Ilona was very heartfelt when she recommended the Ketogenic way of eating for me.  She believed in it for patients like me, and felt that it helped so many areas I was struggling with, not just one.  After she thoroughly explained it to me and how it works, I was sold.  We started that day, as a family.  I rid my house of all sugars and carbs, basically leaving the refrigerator as our main source of food.  All the junk was gone.  We were now a high fat, moderate protein and low carb family, kids and all.


Within a week, yes, 7 days, of strict Keto eating, my hot flashes were almost nonexistent.  I was getting through my days and nights without sweating during work and racing for a tissue.  And six months later, its the same...hot flashes don't bother me anymore like they used to.  And I live in Singapore where its hot and humid!  Within the first month, my energy skyrocketed.  I no longer got the afternoon drag, I could stay up later and I just felt clarity.  My moods stabilized...I felt more in control and happy.  I'm also pleased to say that I have lost an incredible 21lbs.  Ketogenic eating has changed my life, my family's life.  My daughter has even started her own social media sites (following in mom's footsteps for advocacy?) on YouTube, Facebook and Instagram, in order to help other kids and families eat cleaner and sugar-free.

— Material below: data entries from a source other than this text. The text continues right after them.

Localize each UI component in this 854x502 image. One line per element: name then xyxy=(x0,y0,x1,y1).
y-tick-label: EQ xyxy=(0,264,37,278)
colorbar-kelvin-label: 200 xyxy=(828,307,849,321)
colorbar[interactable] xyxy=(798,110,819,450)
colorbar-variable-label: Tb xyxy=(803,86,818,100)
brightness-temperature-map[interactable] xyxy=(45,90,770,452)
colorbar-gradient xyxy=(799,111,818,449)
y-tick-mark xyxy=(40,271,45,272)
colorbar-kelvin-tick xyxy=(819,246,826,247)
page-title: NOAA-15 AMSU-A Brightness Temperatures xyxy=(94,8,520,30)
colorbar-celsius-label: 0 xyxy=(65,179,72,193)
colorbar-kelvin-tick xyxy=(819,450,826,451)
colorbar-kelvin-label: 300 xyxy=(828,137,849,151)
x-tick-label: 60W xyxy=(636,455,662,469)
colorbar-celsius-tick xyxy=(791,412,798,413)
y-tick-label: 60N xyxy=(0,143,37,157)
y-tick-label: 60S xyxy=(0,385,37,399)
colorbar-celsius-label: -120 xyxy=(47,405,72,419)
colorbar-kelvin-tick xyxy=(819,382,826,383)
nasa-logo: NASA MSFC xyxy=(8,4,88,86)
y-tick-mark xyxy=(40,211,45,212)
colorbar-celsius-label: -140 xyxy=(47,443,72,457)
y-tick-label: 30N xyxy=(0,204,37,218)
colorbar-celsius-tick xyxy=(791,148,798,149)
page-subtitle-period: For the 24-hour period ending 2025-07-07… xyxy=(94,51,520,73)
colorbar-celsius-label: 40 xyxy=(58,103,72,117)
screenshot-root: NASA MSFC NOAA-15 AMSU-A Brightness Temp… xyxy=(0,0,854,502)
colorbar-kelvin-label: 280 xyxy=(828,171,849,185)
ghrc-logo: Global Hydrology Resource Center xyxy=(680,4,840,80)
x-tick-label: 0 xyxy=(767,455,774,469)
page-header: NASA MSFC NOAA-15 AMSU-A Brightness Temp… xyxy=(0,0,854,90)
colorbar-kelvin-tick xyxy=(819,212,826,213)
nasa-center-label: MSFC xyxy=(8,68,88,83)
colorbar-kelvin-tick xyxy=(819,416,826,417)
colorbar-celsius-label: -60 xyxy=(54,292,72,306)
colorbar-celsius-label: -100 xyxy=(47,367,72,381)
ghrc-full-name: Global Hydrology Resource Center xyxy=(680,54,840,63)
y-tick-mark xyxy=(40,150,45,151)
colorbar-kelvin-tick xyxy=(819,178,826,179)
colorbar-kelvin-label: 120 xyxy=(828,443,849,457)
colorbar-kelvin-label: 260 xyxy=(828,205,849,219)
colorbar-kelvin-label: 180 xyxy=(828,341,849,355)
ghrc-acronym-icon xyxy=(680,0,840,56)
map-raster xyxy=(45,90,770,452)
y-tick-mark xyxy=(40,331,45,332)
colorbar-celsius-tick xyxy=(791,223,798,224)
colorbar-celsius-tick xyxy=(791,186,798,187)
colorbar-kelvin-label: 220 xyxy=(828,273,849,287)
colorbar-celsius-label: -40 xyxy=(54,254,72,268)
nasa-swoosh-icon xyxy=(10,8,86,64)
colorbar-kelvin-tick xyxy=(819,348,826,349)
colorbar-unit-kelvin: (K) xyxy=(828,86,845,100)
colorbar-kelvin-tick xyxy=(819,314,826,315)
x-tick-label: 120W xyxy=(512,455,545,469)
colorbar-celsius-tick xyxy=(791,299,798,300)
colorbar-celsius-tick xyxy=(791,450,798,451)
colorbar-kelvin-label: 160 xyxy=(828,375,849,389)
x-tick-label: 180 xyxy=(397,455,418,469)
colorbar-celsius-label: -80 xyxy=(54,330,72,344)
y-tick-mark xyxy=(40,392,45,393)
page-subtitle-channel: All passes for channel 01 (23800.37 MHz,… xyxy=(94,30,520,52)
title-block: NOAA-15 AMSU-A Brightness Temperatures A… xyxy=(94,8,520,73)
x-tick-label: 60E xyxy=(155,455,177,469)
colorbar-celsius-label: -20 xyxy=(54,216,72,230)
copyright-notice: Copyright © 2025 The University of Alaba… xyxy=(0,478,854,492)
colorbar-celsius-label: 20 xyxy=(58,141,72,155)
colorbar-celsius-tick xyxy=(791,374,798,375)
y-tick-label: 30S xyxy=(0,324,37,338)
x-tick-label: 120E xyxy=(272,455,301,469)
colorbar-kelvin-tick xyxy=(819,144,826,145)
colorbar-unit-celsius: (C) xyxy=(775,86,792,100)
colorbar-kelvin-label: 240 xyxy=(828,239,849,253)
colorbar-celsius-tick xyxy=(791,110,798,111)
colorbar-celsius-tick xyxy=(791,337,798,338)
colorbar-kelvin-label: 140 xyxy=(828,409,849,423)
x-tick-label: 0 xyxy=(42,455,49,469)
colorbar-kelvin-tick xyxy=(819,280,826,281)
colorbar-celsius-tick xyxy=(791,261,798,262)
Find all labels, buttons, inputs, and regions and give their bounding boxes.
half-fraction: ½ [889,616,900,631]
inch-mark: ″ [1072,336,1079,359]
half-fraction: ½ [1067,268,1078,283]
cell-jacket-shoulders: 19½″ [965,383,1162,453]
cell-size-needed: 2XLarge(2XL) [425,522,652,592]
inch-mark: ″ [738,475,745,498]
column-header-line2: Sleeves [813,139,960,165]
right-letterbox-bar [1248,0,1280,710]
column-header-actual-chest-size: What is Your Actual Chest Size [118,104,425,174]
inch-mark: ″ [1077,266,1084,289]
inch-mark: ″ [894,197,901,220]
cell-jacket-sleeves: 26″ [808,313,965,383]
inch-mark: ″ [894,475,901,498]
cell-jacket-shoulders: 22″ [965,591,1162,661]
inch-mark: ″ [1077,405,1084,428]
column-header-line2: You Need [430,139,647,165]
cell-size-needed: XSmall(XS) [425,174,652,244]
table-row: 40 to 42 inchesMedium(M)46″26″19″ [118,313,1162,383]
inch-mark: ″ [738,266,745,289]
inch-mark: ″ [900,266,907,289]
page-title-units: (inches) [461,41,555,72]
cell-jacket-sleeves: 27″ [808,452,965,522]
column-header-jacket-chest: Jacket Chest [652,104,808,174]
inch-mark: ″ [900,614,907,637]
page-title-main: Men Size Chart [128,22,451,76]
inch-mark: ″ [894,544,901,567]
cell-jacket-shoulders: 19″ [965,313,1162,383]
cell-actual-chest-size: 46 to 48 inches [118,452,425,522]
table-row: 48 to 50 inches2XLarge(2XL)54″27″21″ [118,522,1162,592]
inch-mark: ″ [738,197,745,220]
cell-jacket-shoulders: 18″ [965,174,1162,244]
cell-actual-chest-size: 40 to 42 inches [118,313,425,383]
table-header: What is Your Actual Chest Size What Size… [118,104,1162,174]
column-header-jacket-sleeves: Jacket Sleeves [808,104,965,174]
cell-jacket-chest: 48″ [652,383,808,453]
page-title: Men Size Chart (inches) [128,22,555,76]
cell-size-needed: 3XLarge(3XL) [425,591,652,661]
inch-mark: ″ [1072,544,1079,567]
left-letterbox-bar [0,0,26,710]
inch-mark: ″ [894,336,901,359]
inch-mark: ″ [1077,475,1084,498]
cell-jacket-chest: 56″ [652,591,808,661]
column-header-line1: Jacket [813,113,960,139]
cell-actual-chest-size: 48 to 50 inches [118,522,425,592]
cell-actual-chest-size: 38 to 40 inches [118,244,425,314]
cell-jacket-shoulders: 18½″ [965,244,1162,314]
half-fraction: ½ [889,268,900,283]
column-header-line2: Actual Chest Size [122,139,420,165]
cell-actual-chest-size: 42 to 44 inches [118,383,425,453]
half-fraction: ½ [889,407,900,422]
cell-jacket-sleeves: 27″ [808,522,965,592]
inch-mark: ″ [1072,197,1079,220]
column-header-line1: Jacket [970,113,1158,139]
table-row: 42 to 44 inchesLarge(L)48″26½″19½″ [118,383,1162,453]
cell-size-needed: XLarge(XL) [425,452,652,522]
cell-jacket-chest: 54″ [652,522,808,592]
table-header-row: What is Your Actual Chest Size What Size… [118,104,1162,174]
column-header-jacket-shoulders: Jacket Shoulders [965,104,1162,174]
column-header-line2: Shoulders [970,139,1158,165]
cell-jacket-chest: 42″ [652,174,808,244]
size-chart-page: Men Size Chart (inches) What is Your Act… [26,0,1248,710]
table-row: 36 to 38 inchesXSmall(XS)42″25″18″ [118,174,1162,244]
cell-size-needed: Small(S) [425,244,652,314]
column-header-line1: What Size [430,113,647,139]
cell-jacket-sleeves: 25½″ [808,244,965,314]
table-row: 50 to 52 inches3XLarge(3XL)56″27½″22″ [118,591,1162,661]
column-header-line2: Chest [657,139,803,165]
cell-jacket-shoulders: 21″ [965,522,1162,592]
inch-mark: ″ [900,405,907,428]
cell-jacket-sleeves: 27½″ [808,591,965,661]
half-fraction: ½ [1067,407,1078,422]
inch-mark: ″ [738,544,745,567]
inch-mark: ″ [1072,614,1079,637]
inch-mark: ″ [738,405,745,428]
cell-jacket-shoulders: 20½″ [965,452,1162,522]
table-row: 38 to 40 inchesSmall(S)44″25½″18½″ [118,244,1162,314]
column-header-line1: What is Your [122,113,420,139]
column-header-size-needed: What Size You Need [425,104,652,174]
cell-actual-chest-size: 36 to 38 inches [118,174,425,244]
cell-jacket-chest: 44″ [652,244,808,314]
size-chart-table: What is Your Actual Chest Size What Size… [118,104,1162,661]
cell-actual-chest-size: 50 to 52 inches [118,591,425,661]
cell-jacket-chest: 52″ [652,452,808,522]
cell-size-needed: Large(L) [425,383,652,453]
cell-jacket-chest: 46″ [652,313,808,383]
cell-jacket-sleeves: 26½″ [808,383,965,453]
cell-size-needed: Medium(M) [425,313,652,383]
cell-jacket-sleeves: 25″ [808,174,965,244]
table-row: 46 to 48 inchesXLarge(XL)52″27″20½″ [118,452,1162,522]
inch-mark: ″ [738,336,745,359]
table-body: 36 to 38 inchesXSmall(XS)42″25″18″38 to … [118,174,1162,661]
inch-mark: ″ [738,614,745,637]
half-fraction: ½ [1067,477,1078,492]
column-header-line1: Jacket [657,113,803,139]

When I went to my GYN follow up appointment last week, she was shocked with my weight loss, but wasn't surprised by the reduction in hot flashes.  She said carbs and sugar play a big part in hot flashes, added to the cyclical ups and downs of sugar rushes.  She was pleased with the results and decided there's no need to increase hormones at this time.

So, as of now, I'm praying that things remain as good as they are.  Hormones are in check.  Hot flashes are in check.  Weight is in check.  Life is in check.